Mapping space from our milky-way to Laniakea and the CMB, we always put a star or galaxies position from the light we see in that 3d coordinates of the universe. But really if a star or galaxy we look at, is for example 1000 light years away. We are saying it is there, but in reality it's actually moved somewhere else in its orbit. So if we followed the light to a star, does this mean we wouldn't travel in a straight line? And if the galaxy was travelling away from us on earth, we would think it was 1000 light years away but we would end up travelling much further as we got closer to the original coordinates we thought we were going. Is there anyway to account for this variation? And will it ever be possible to project the real locations of stars and galaxies?
2 Answers
There is no 'real' location without somewhere to reference it to and or most of us the Earth is as good as anywhere.

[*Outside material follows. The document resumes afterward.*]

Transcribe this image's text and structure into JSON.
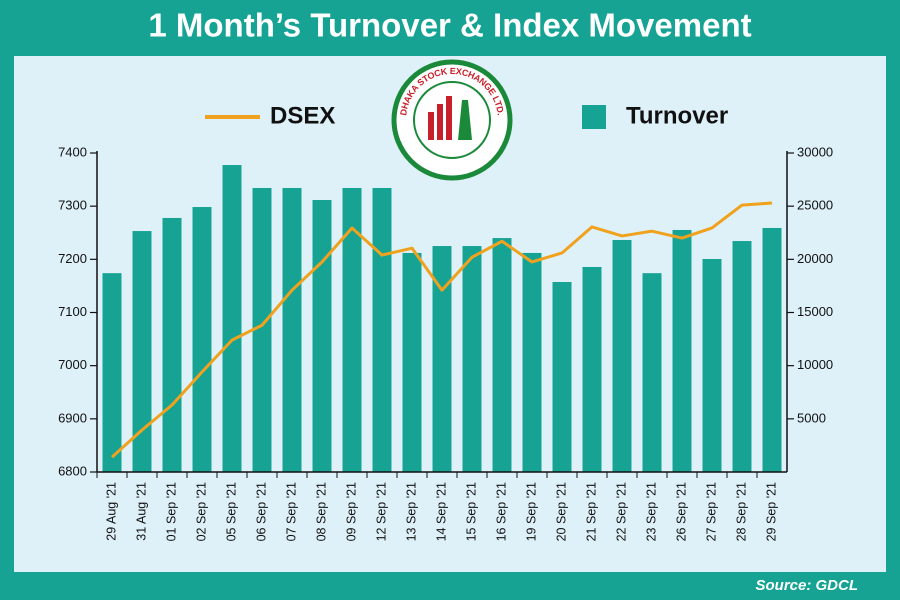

We do need to consider the actual motions of nearby stars when we work out their position to take images, there are tables of "apparent position of nearby stars" by date.
The question of "where is it now" gets very interesting for the most distant objects. We observe them when the universe was very young and much smaller. There are many imaged objects which are now outside the observable universe - they are now far enough away from us that the light from them will never reach us, but the light we see left them when they were closer and the universe was much smaller.
This is almost a philosophical question - why limit yourself to stars and galaxies; nothing is where we see it now.
Fortunately this is not too much of a problem in astronomy because the peculiar velocities of stars and galaxies tend to be in the range of tens to thousands of km/s and so much less than the speed of light. Hence their position cannot change significantly, compared to their distance from us, whilst the light is in transit.
Nevertheless, if you wanted to navigate a spaceship accurately to a nearby star, you would certainly need to take this effect into account. A star that is 4 light years away, moving at a relative speed of 30 km/s with respect to the Sun (roughly correct for Proxima Centauri), will have moved by 25 times the Earth-Sun distance whilst light is in transit.
On cosmological scales, so-called recession velocities are not really speeds in the conventional sense; they are due to the expansion of space. A galaxy has a position/distance where we see it now, but one can also calculate (using General Relativity and a cosmological model) a "proper distance", which is where the galaxy is at the present cosmological epoch. These numbers can be very different. For example, the most distant quasars we see are around 13 billion light years away, but their proper distance is more like 30 billion light years because of the expansion of space.